Was ist Melodie-Editor?

Melody Maker ermöglicht es Ihnen, kurze Melodien mit einem visuellen Raster-Editor zu komponieren. Setzen Sie Noten auf eine Zeitleiste, wählen Sie Instrumente und Tempo, und spielen Sie Ihre Komposition ab oder exportieren Sie sie als Audiodatei.

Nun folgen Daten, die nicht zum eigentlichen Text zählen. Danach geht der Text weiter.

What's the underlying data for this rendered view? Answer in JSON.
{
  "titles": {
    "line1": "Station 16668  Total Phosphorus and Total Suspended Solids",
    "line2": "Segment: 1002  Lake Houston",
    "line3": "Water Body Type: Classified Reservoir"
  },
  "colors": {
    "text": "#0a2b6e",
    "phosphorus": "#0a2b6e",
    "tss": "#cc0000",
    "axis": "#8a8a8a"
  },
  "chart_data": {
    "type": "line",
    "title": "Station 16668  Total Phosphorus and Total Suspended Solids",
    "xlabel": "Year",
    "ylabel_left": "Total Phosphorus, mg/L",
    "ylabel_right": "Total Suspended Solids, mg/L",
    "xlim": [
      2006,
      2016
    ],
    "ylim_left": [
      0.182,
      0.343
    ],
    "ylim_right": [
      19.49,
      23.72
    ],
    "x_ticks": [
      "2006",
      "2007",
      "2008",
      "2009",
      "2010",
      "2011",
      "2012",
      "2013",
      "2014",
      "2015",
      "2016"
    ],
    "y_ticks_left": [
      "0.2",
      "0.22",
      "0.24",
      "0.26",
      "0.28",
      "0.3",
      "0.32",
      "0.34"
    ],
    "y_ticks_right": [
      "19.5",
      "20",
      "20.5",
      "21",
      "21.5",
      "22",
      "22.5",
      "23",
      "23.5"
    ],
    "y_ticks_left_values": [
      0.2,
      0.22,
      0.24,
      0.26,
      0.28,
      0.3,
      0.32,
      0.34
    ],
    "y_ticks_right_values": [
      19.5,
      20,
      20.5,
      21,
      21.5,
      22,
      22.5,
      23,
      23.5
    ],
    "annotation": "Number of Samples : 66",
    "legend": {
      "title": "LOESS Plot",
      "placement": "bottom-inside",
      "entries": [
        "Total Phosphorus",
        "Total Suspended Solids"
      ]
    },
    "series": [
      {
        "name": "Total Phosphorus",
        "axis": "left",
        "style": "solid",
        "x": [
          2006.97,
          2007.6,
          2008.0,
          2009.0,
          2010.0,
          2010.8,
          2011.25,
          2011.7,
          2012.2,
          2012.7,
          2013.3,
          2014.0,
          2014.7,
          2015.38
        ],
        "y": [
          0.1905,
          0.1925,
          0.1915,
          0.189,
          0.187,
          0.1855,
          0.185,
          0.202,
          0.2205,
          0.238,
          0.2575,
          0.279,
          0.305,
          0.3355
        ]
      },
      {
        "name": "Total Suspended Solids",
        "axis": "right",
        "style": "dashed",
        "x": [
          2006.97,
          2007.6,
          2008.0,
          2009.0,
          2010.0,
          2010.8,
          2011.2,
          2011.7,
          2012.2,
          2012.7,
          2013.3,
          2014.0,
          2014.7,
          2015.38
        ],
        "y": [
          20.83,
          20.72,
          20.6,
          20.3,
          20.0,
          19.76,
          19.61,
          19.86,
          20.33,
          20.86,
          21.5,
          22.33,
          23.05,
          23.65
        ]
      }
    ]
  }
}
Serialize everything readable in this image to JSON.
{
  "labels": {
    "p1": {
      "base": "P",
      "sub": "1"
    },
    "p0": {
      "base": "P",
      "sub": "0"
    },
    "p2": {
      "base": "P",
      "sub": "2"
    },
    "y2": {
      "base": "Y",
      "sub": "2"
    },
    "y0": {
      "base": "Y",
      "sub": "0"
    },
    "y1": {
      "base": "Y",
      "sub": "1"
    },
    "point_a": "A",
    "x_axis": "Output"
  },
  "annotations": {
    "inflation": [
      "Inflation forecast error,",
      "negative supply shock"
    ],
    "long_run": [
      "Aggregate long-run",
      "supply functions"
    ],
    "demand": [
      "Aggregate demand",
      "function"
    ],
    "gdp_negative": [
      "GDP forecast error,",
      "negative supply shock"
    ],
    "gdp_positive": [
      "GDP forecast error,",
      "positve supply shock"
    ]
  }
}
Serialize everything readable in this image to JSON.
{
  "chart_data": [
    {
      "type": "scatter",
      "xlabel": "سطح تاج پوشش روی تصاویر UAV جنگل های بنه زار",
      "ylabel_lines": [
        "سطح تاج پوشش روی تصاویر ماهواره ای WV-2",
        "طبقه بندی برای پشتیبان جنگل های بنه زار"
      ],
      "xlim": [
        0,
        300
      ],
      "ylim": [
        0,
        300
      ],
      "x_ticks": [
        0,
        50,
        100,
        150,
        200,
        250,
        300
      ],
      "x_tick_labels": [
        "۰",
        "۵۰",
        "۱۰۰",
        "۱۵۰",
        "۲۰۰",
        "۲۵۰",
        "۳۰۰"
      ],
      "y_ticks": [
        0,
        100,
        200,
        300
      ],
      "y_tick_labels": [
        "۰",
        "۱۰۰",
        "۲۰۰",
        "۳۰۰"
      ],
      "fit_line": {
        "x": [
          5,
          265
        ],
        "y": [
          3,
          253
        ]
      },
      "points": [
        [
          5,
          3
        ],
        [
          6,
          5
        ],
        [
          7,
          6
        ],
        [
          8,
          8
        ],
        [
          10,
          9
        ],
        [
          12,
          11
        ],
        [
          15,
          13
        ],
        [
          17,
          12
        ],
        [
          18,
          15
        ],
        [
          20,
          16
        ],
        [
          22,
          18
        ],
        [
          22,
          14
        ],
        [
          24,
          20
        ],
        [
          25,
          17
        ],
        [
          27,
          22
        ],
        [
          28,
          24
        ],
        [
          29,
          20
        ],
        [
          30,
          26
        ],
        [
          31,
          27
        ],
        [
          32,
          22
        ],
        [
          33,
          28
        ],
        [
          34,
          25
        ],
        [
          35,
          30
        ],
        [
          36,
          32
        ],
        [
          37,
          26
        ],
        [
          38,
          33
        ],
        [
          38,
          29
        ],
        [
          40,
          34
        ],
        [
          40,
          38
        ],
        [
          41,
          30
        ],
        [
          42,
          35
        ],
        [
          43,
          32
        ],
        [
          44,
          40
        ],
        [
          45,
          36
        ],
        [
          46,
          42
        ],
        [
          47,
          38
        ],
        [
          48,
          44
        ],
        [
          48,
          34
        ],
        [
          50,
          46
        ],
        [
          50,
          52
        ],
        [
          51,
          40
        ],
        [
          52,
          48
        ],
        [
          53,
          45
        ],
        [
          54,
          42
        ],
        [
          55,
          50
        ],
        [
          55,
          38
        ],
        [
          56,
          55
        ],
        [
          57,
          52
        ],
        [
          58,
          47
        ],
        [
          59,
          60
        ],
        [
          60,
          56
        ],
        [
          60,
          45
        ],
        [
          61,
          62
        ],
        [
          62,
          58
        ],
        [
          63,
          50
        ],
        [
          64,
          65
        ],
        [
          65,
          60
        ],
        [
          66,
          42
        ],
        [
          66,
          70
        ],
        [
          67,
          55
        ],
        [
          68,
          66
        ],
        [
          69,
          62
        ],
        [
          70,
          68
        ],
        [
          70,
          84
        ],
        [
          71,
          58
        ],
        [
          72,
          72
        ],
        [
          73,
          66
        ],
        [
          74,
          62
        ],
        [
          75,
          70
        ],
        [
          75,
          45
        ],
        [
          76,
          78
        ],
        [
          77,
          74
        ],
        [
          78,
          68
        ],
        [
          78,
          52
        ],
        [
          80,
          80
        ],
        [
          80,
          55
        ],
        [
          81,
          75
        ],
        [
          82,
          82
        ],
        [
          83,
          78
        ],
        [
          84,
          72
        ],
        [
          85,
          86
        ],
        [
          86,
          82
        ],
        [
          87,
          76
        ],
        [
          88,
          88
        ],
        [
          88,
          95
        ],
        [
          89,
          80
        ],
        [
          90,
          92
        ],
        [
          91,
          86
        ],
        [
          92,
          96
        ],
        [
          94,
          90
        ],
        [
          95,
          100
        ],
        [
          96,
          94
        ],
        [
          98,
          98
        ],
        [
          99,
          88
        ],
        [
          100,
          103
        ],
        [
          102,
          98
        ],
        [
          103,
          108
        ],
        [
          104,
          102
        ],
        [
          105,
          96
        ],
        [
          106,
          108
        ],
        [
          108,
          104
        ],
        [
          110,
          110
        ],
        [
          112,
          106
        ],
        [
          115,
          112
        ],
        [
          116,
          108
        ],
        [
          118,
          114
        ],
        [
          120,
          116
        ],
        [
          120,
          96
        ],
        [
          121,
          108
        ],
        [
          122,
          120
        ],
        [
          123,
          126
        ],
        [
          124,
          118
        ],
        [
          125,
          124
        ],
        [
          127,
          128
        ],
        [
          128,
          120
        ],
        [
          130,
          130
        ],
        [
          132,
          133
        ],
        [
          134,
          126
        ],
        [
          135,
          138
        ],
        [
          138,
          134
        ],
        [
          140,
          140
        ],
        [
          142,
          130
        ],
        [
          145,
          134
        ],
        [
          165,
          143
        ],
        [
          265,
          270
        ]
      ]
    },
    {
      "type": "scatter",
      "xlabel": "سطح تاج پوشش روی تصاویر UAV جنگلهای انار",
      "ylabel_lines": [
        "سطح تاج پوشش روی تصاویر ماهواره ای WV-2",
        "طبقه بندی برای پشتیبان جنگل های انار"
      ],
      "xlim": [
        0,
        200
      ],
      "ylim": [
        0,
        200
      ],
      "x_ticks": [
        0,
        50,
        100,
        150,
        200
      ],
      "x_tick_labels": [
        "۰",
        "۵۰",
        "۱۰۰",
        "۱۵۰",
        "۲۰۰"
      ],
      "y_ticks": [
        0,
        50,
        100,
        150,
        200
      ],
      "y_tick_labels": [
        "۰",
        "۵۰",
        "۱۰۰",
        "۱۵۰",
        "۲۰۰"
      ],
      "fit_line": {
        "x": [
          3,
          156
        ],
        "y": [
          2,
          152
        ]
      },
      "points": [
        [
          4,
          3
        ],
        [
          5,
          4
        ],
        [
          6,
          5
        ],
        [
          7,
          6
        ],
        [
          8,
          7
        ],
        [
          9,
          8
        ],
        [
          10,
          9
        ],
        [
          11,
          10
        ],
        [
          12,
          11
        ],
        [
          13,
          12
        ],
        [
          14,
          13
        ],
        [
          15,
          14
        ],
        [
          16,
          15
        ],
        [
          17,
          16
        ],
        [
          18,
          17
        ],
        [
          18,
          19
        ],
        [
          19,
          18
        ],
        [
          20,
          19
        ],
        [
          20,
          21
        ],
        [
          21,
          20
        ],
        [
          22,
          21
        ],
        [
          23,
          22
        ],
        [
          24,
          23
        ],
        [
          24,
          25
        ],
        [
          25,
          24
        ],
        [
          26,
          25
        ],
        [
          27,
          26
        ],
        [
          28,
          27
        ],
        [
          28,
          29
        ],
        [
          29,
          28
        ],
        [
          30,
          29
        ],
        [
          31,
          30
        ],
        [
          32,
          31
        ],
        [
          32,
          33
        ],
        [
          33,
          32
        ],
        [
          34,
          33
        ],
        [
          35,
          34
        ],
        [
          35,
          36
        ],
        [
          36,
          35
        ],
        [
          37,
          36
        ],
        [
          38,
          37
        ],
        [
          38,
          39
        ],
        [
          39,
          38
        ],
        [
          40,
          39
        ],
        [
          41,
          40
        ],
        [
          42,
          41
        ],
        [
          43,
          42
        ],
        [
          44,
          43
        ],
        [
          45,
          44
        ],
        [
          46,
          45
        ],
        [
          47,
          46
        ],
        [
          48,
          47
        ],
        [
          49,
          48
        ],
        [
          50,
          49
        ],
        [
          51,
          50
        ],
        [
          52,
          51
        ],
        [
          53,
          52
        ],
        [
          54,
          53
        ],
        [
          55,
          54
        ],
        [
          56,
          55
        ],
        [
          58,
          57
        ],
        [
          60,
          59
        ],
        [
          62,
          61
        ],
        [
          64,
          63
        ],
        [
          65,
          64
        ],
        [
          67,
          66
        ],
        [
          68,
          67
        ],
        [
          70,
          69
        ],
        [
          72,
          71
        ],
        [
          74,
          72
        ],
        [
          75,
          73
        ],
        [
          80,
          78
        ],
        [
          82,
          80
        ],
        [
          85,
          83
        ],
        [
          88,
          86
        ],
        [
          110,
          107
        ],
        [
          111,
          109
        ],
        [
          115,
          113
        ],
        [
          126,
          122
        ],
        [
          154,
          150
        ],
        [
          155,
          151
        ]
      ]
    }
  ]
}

Das Raster ist im Grunde ein Piano-Roll: Jede Spalte steht fuer einen Schlag (der Abspielkopf wandert von links nach rechts), jede Zeile fuer eine Tonhoehe der chromatischen Tonleiter. Darunter liegt eine Rhythmusspur mit Kick, Snare und Hi-Hat, sodass ein kompletter Groove entsteht und nicht nur eine Melodielinie. Tempo und Oktave lassen sich anpassen, als Klang stehen Klavier, Synth und Marimba zur Auswahl, und das Raster laesst sich an eine Dur-, Moll-, Pentatonik- oder Blues-Tonleiter koppeln, damit Einsteiger in der Tonart bleiben. Mit den Transponieren-Schaltflaechen verschieben Sie die ganze Melodie um einen Halbton, und die Wiedergabe laeuft standardmaessig im Loop. Der Export erzeugt eine WAV-Datei mit 44,1 kHz samt eingemischtem Schlagzeug, und ein separater MIDI-Export schreibt sowohl die Melodie als auch eine General-MIDI-Schlagzeugspur in jede DAW.

Anleitung

  1. Klicken Sie auf das Raster, um Noten zu platzieren — jede Spalte ist ein Taktschlag, jede Zeile eine Tonhöhe von tief bis hoch.
  2. Waehlen Sie ein Instrument, koppeln Sie das Raster bei Bedarf an eine Tonleiter, um in der Tonart zu bleiben, und setzen Sie einen Beat in den Zeilen fuer Kick, Snare und Hi-Hat.
  3. Druecken Sie Abspielen, um Melodie und Schlagzeug zusammen zu hoeren, verschieben Sie das ganze Muster mit Transponieren nach oben oder unten und speichern Sie es dann als WAV- oder MIDI-Datei fuer jede beliebige DAW.

Wann verwenden

  • Eine Songidee oder einen Chiptune-Loop festhalten, bevor die richtige DAW aufgemacht wird.
  • Kurze Jingles für Videos, Podcast-Intros oder einen Spielprototyp bauen.
  • Tonleitern und Intervalle erklären, indem man zeigt, welche Zeilen einen Durdreiklang ergeben.

Ergebnis

Eine Musiklehrerin erstellt eine einfache 8-taktige Melodie in C-Dur, um Schülern Tonleiter-Muster zu demonstrieren, und lädt die Audiodatei für den Unterricht herunter.

Häufige Fragen

Kann ich Akkorde spielen oder nur einstimmige Melodien?
Akkorde gehen. Mehrere Noten in derselben Spalte erklingen gleichzeitig, also funktionieren Akkorde problemlos. Jede Zeile ist monophon, doch über mehrere Zeiten hinweg reicht die Polyphonie für Dreiklänge, Septakkorde und einfache Voicings.
Welche Taktart hat das Raster, läuft alles im 4/4?
Das Raster zählt Schläge, keine Takte, ist also an keine Taktart gebunden. Stellen Sie ein Vielfaches von 4 für gerade Takte ein, 3 für ein Walzer-Gefühl oder 7, wenn Sie mit ungeradem Metrum experimentieren möchten.
Lässt sich die exportierte WAV in einer DAW nutzen?
Ja. Die Datei ist Standard-Stereo-WAV mit 16 Bit und 44,1 kHz und öffnet ohne Umwandlung in Ableton, Logic, GarageBand, Reaper, FL Studio oder Audacity. Anschließend können Sie sie resamplen oder transponieren.
Warum klingt der Synth dünner als das Klavier?
Der Synth ist ein schlichter Sägezahn-Oszillator mit kurzer Hüllkurve, das Klavier dagegen ein mehrfach gesampletes Instrument mit natürlichen Obertönen und Decay. Für Flächen und Bass passt der Synth, für Melodien wirkt das Klavier meist voller.
Verändert ein höheres Tempo auch die Tonhöhe?
Nein. Das Tempo regelt nur, wie schnell der Abspielkopf das Raster durchläuft. Die Tonhöhe hängt davon ab, in welcher Zeile eine Note liegt; eine Melodie bei 160 BPM klingt also in derselben Tonart wie bei 90 BPM, nur eben schneller.